# rocks



## Guest (Jul 20, 2009)

if i take a vacation to florida, can i just chip off rocks from the ocean and ship them back to me home? or drive them home? or is there some law against that or something like that?

if so, wheres the cheapest place to order from?


----------



## ChilDawg (Apr 30, 2006)

I'm leaning toward that sounding illegal...plus, it sounds like you're going to be putting a lot of effort into curing those rocks, anyway, so you might as well just buy LR.


----------



## joeytoad83 (Sep 10, 2004)

http://www.myfwc.com/docs/RulesRegulations..._Newsletter.pdf page 14 it list a table of legal and illegal things you can keep. live rock is illegal.


----------



## Ægir (Jan 21, 2006)

Collecting from the oceans is a MAJOR problem, and is depleting reefs around the world... if possible buy rock that has already been used, or is not collected from living coral reefs.

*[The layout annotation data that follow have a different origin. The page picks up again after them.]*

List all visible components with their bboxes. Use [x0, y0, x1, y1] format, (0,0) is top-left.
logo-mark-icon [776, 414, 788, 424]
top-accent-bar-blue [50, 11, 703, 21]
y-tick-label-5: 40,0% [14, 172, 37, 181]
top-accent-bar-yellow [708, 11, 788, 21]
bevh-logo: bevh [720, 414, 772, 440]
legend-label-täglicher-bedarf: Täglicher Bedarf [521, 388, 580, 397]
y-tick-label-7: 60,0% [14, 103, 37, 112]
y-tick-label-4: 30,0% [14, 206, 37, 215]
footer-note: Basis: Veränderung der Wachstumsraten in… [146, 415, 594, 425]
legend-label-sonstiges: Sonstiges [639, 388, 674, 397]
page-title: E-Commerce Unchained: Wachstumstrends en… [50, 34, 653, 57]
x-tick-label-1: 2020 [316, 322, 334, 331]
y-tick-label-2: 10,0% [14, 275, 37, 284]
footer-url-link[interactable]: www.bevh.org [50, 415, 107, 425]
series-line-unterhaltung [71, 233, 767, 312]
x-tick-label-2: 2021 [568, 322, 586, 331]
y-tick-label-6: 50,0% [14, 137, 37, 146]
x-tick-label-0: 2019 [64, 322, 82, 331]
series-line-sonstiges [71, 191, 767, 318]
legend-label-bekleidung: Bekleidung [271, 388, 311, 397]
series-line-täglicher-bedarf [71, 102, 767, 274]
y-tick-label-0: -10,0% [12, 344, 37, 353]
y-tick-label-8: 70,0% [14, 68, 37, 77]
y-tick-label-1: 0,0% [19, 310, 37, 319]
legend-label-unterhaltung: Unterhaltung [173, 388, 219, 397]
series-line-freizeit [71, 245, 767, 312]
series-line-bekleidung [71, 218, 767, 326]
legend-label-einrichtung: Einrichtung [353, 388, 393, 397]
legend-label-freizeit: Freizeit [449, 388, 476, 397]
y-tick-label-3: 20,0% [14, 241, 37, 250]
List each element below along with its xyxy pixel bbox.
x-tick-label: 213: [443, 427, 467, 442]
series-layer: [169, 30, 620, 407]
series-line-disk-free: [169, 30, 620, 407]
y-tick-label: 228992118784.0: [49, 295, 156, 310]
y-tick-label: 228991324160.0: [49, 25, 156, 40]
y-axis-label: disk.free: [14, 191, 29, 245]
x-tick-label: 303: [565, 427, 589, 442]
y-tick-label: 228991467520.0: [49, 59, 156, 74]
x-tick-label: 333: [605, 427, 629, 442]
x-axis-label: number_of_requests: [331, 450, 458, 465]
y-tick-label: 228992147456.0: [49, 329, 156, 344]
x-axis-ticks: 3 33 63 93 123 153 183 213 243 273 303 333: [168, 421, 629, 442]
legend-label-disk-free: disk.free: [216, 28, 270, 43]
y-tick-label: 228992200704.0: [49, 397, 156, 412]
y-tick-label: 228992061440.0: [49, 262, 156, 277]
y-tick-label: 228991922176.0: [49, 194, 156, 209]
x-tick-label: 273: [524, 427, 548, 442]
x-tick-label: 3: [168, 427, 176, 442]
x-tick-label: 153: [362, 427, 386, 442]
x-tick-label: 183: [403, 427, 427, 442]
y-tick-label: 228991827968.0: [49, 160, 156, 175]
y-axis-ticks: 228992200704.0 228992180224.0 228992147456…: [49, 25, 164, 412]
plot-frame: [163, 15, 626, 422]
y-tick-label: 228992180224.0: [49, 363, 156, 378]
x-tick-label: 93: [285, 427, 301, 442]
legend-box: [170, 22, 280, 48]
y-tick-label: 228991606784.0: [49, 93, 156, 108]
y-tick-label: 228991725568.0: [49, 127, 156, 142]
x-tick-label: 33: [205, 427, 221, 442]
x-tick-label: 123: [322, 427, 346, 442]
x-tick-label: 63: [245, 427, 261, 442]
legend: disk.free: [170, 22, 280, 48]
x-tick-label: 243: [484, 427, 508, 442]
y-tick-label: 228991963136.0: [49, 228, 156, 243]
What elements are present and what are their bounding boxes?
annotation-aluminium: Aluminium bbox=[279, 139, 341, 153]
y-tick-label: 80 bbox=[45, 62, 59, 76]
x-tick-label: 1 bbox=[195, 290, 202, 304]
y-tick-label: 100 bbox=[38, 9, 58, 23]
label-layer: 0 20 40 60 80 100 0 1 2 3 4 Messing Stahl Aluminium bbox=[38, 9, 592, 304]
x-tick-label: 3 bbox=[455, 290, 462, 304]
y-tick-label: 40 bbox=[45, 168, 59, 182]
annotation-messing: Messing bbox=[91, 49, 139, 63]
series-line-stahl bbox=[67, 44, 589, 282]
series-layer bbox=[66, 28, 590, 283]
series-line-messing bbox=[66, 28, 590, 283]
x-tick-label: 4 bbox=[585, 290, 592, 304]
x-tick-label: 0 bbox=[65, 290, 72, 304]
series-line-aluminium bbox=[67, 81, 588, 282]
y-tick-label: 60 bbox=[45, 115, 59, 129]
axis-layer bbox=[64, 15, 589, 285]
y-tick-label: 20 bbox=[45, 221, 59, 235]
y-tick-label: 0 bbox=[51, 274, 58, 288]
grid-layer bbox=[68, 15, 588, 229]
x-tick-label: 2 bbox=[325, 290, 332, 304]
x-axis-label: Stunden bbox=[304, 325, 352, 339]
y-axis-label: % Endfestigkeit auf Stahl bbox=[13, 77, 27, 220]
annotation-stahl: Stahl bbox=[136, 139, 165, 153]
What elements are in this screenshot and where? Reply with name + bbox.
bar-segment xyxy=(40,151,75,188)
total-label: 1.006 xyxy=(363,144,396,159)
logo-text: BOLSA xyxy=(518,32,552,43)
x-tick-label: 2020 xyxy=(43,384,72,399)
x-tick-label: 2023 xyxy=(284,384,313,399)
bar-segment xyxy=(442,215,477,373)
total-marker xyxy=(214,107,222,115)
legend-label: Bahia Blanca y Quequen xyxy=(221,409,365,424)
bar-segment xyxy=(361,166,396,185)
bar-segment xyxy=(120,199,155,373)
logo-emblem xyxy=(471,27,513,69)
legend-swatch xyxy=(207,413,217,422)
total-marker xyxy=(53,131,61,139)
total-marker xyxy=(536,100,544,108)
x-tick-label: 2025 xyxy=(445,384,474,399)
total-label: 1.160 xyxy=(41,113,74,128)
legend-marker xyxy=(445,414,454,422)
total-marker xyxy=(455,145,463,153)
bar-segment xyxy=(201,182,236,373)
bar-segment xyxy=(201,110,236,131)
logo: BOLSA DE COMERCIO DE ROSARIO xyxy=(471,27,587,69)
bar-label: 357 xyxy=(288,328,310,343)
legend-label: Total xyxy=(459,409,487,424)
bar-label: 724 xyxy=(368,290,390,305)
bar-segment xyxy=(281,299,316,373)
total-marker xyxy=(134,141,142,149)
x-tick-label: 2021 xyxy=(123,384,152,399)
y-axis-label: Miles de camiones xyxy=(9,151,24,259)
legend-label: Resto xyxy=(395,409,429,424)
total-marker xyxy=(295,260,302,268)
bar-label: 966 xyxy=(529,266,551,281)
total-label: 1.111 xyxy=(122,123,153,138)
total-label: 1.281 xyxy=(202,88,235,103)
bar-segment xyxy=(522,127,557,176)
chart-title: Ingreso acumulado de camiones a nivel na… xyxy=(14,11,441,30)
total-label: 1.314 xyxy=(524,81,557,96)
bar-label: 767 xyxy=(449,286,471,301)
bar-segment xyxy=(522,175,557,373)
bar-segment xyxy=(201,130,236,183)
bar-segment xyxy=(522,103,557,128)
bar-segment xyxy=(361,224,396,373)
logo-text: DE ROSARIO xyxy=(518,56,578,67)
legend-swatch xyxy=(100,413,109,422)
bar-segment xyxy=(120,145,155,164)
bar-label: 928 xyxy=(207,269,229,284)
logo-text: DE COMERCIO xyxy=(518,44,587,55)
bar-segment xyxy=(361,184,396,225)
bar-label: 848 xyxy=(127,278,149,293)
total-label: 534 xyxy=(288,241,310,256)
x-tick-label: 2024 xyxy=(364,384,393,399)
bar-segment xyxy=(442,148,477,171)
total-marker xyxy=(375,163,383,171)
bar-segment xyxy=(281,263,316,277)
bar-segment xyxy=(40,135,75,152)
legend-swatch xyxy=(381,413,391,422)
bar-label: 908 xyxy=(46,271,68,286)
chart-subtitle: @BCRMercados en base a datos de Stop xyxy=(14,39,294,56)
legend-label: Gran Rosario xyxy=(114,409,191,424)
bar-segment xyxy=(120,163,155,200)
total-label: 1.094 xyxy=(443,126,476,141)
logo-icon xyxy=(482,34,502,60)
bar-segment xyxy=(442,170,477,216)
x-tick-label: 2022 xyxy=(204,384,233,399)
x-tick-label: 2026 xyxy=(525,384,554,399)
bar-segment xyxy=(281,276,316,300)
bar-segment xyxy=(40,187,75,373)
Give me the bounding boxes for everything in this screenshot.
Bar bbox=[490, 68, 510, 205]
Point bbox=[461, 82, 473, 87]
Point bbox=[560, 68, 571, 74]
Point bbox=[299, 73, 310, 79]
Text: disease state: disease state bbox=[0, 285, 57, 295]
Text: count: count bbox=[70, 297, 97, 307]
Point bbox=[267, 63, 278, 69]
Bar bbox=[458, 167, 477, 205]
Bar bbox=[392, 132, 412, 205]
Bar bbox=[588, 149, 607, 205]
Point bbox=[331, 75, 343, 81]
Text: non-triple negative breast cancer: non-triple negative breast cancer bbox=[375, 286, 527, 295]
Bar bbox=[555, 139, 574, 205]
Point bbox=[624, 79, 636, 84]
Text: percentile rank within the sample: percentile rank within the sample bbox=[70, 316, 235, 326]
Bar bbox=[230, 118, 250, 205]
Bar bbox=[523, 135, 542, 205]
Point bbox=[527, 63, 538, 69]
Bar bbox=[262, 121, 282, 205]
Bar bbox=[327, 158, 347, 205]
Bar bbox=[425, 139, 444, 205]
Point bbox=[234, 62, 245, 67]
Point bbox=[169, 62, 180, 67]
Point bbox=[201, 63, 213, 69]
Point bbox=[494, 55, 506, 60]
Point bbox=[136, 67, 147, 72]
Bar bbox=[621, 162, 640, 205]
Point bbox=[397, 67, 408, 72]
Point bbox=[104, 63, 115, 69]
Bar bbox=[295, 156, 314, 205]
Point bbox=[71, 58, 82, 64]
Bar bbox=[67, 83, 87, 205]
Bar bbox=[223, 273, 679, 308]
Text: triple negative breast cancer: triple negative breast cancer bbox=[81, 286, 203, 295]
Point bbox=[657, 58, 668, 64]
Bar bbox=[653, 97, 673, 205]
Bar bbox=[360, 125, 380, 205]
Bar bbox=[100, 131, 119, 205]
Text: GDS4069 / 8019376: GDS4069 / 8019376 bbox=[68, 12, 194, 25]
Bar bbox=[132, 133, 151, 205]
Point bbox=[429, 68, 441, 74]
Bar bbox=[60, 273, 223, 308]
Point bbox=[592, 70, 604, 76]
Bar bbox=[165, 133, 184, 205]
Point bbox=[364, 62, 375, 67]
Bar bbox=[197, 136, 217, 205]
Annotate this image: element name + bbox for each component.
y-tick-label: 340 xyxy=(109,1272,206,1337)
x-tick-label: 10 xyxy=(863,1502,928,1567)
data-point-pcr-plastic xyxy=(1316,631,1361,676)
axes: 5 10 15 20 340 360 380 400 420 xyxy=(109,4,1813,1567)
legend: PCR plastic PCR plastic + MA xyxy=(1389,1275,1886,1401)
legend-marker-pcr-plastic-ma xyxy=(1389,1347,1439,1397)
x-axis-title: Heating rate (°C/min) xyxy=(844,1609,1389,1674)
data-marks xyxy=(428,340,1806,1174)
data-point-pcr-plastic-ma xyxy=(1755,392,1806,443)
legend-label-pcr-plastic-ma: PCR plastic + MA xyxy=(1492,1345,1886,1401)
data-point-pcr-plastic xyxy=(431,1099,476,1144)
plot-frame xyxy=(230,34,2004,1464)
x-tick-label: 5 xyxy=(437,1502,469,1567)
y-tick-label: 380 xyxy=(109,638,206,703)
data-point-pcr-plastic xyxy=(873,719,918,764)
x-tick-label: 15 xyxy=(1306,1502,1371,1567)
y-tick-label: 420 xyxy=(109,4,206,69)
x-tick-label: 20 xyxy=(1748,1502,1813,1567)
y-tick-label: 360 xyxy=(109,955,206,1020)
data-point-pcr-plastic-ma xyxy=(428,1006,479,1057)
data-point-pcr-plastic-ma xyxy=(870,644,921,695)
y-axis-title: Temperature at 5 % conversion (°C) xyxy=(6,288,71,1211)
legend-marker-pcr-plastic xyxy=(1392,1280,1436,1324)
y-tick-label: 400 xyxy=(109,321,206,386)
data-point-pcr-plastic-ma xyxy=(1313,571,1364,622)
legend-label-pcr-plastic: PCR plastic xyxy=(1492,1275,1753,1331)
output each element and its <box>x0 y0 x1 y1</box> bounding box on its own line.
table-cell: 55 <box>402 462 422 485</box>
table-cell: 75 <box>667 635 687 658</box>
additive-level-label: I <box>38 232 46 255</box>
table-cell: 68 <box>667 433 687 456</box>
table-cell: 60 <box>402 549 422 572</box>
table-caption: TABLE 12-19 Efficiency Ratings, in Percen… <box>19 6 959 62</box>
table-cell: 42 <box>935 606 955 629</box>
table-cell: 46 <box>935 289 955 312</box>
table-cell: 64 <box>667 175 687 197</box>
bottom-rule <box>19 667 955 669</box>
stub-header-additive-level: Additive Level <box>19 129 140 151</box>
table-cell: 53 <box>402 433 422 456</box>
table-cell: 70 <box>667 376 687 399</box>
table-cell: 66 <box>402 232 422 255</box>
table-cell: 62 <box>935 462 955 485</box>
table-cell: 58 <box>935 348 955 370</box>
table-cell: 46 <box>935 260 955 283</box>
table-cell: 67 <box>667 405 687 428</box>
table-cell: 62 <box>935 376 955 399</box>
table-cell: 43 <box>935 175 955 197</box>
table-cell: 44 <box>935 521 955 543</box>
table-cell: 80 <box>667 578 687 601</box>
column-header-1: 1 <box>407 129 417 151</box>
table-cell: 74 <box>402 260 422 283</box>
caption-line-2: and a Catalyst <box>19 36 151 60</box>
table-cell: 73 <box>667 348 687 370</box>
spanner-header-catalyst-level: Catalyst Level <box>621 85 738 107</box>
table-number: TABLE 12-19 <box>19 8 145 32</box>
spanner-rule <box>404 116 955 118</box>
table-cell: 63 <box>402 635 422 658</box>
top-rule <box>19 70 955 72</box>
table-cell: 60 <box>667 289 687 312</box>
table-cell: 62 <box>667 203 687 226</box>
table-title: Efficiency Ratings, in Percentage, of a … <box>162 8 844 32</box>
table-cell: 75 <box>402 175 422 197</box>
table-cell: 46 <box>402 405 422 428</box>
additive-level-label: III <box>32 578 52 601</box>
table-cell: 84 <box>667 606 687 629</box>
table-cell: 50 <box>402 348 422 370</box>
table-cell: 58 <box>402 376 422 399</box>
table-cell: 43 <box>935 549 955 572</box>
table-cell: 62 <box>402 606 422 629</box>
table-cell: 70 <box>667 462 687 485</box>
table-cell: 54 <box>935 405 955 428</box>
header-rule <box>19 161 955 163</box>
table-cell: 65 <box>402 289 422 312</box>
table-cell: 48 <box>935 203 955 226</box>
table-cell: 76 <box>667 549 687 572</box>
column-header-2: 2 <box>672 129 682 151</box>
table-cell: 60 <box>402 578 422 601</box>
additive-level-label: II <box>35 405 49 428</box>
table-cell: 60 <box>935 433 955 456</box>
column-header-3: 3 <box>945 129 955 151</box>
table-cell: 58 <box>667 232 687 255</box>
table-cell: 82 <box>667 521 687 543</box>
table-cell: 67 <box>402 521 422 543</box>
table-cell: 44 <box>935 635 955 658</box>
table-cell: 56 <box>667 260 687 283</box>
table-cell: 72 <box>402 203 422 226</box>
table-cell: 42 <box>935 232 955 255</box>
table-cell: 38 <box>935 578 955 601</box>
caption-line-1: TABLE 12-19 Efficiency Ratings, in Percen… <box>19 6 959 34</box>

www.marcorocks.com is the place to order from... and its good for the ocean too!


----------



## redbellyman21 (Jun 27, 2004)

n3p, lol! wow dude almost all lfs sells LR for 3 bux a pound, its not fully cured, but it is excellent fiji rock, plus we just got in a nice order of tonga rock which looks cool as hell for FOWLR for 4.99 a pound cured! dude lets say, u could legally do it, and lets say the oceans wouldnt be depleted, and no one minded, u would still end up having a huge shipping bill, on top of major die off issues from shipment, so u would actually be making a longer cycle time than if u just buy semi cured LR at a LFS. The amount of die off from a 20-30 min ride, is way less than 24-48 hr shipping! so a recap, just buy it from lfs or criagslist! I remind you again craigslist I got 4 yr cured LR 120 lbs for 200 bux! sure it had a lil cyano, but a month in the tub with a heater and powerhead and total darkness and a couple hermy crabs helped! there are many shortcuts, but sometimes shortcuts arent short!


----------